On June 29, 2026, TechCrunch reported that Wix-owned AI app builder Base44 began rolling out Base1, its first proprietary large language model, to power its "vibe coding" platform. The model is trained on tens of millions of user interactions and is designed to reduce latency and inference costs while giving Base44 tighter control over its stack and margins.
This article aggregates reporting from 1 news source. The TL;DR is AI-generated from original reporting. Race to AGI's analysis provides editorial context on implications for AGI development.
Base44’s move to train and deploy its own Base1 LLM is a textbook example of how serious applied-AI companies are trying to escape pure dependency on frontier labs. By owning the model that powers its “vibe coding” environment, Base44 can tune for its very specific workload — turning natural-language descriptions into production apps — and strip out the general-purpose overhead that makes big frontier models expensive and sometimes sluggish.

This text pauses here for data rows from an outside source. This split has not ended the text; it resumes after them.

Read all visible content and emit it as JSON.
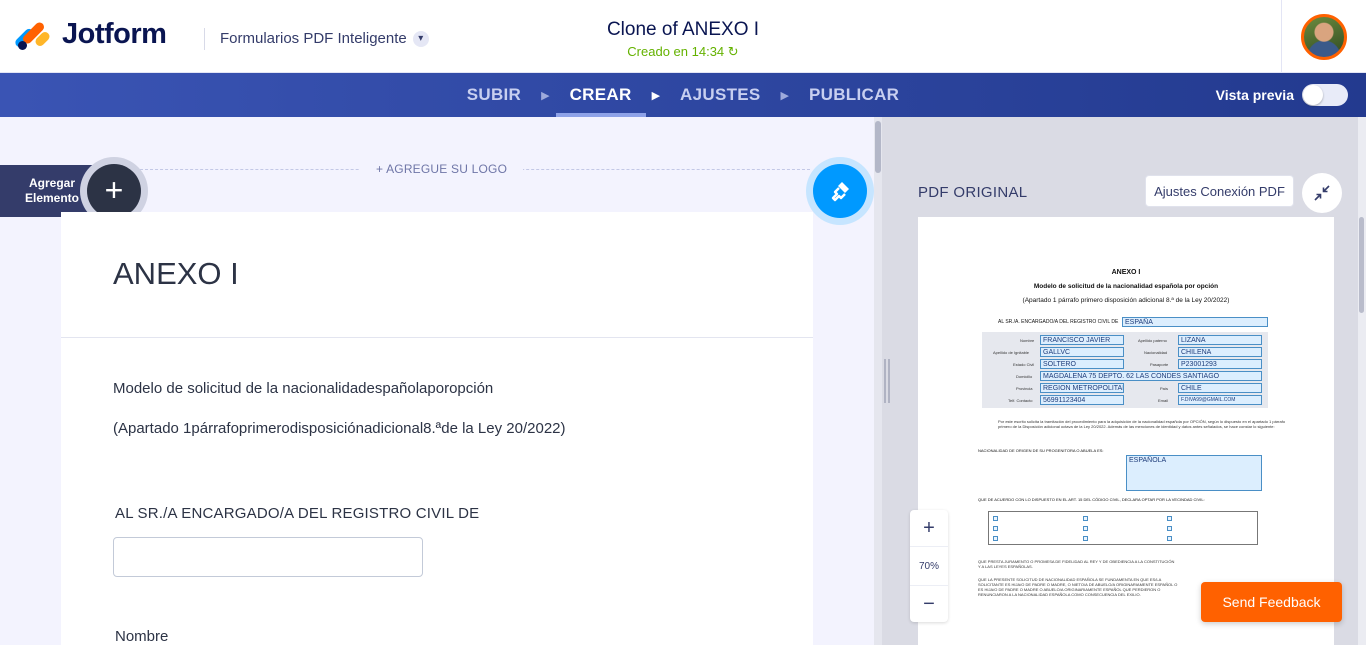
{
  "header": {
    "brand": "Jotform",
    "product": "Formularios PDF Inteligente",
    "form_title": "Clone of ANEXO I",
    "saved_status": "Creado en 14:34"
  },
  "nav": {
    "steps": [
      {
        "label": "SUBIR",
        "active": false
      },
      {
        "label": "CREAR",
        "active": true
      },
      {
        "label": "AJUSTES",
        "active": false
      },
      {
        "label": "PUBLICAR",
        "active": false
      }
    ],
    "preview_label": "Vista previa"
  },
  "builder": {
    "add_element_label": "Agregar Elemento",
    "logo_hint": "+ AGREGUE SU LOGO",
    "form_heading": "ANEXO I",
    "paragraph_1": "Modelo de solicitud de la nacionalidadespañolaporopción",
    "paragraph_2": "(Apartado 1párrafoprimerodisposiciónadicional8.ªde la Ley 20/2022)",
    "field_label_1": "AL SR./A ENCARGADO/A DEL REGISTRO CIVIL DE",
    "field_input_1_value": "",
    "field_label_2": "Nombre"
  },
  "pdf_panel": {
    "title": "PDF ORIGINAL",
    "settings_button": "Ajustes Conexión PDF",
    "zoom": "70%",
    "page": {
      "heading": "ANEXO I",
      "subtitle": "Modelo de solicitud de la nacionalidad española por opción",
      "subtitle_2": "(Apartado 1 párrafo primero disposición adicional 8.ª de la Ley 20/2022)",
      "registro_label": "AL SR./A. ENCARGADO/A DEL REGISTRO CIVIL DE",
      "registro_value": "ESPAÑA",
      "fields": [
        {
          "label": "Nombre",
          "value": "FRANCISCO JAVIER"
        },
        {
          "label": "Apellido de Ignitable",
          "value": "GALLVC"
        },
        {
          "label": "Estado Civil",
          "value": "SOLTERO"
        },
        {
          "label": "Domicilio",
          "value": "MAGDALENA 75 DEPTO. 62 LAS CONDES SANTIAGO"
        },
        {
          "label": "Provincia",
          "value": "REGION METROPOLITANA"
        },
        {
          "label": "Telf. Contacto",
          "value": "56991123404"
        }
      ],
      "fields_right": [
        {
          "label": "Apellido paterno",
          "value": "LIZANA"
        },
        {
          "label": "Nacionalidad",
          "value": "CHILENA"
        },
        {
          "label": "Pasaporte",
          "value": "P23001293"
        },
        {
          "label": "País",
          "value": "CHILE"
        },
        {
          "label": "Email",
          "value": "F.DIVA99@GMAIL.COM"
        }
      ],
      "nacionalidad_label": "NACIONALIDAD DE ORIGEN DE SU PROGENITORA O ABUELA ES:",
      "nacionalidad_value": "ESPAÑOLA",
      "vecindad_label": "QUE DE ACUERDO CON LO DISPUESTO EN EL ART. 15 DEL CÓDIGO CIVIL, DECLARA OPTAR POR LA VECINDAD CIVIL:",
      "juramento_text": "QUE PRESTA JURAMENTO O PROMESA DE FIDELIDAD AL REY Y DE OBEDIENCIA A LA CONSTITUCIÓN Y A LAS LEYES ESPAÑOLAS.",
      "fundamento_text": "QUE LA PRESENTE SOLICITUD DE NACIONALIDAD ESPAÑOLA SE FUNDAMENTA EN QUE ES/LA SOLICITANTE ES HIJA/O DE PADRE O MADRE, O NIETO/A DE ABUELO/A ORIGINARIAMENTE ESPAÑOL O ES HIJA/O DE PADRE O MADRE O ABUELO/A ORIGINARIAMENTE ESPAÑOL QUE PERDIERON O RENUNCIARON A LA NACIONALIDAD ESPAÑOLA COMO CONSECUENCIA DEL EXILIO."
    }
  },
  "feedback_button": "Send Feedback",
  "colors": {
    "accent": "#0099ff",
    "brand_orange": "#ff6100",
    "navbar": "#2e48a6",
    "saved_green": "#64b200"
  }
}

That’s strategically important in a world where inference costs and latency are becoming the main bottlenecks to scaling AI-heavy products.

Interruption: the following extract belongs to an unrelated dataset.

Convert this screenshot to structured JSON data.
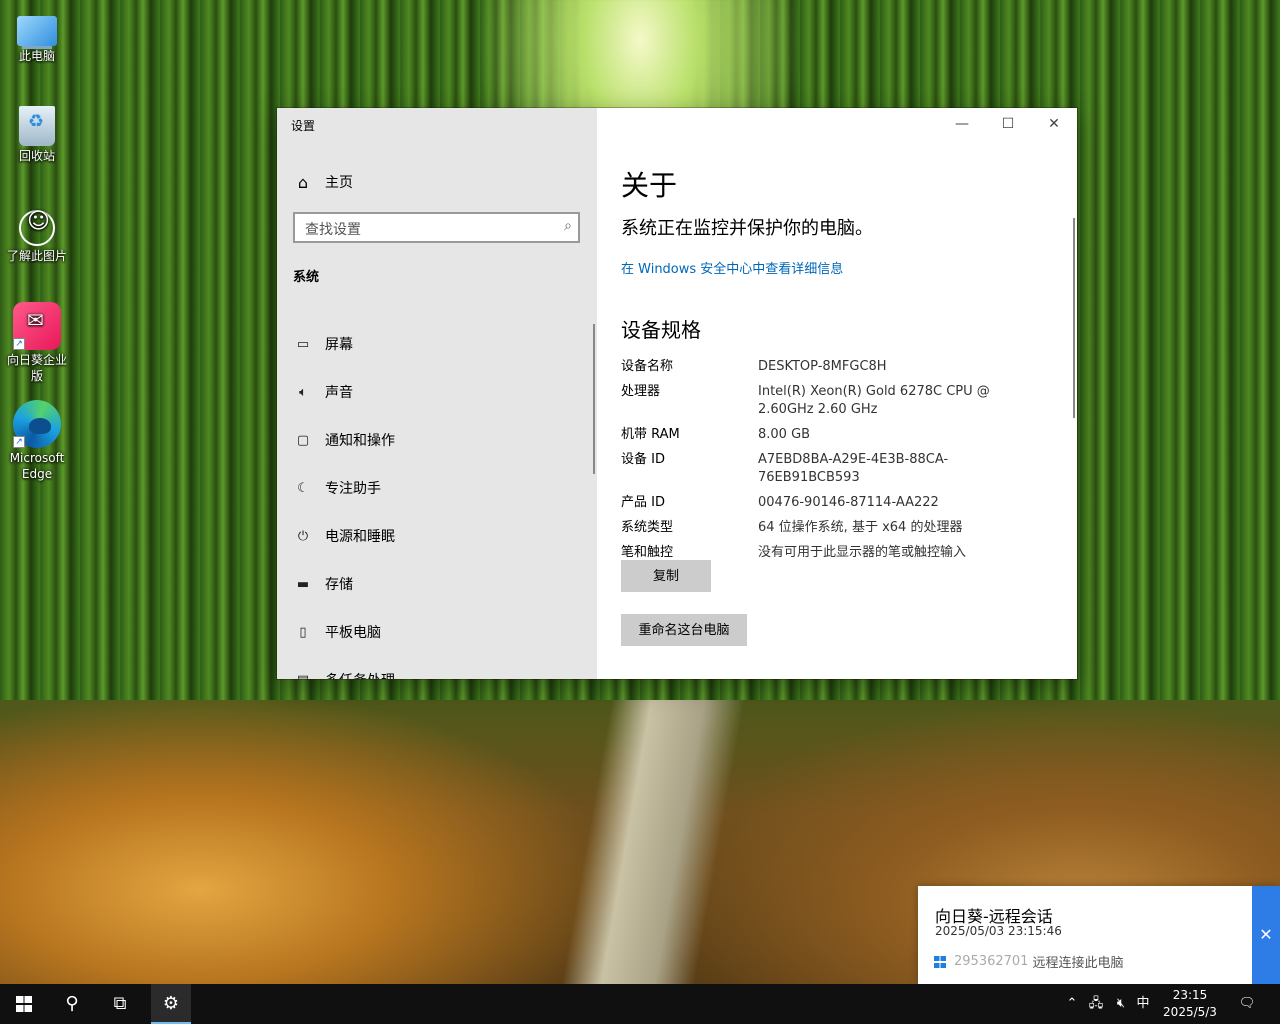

This launch also signals how the race to AGI is splintering into a layered ecosystem. Frontier labs push general intelligence, while vertical players like Base44 build narrower but deeply optimized models that live closer to end-user workflows. If Base1 really delivers better latency, cost, and alignment for app-building than generic models, it strengthens the case that specialized stacks can defend themselves against the big labs, at least in targeted domains. It also means more real-world data flows into Base44’s own training loop, creating a virtuous cycle of improvement that could, over time, feed back into broader advances in agentic coding.
For the broader AGI landscape, the message is clear: defensibility increasingly comes from data, integration, and control of the full stack, not just calling someone else’s API.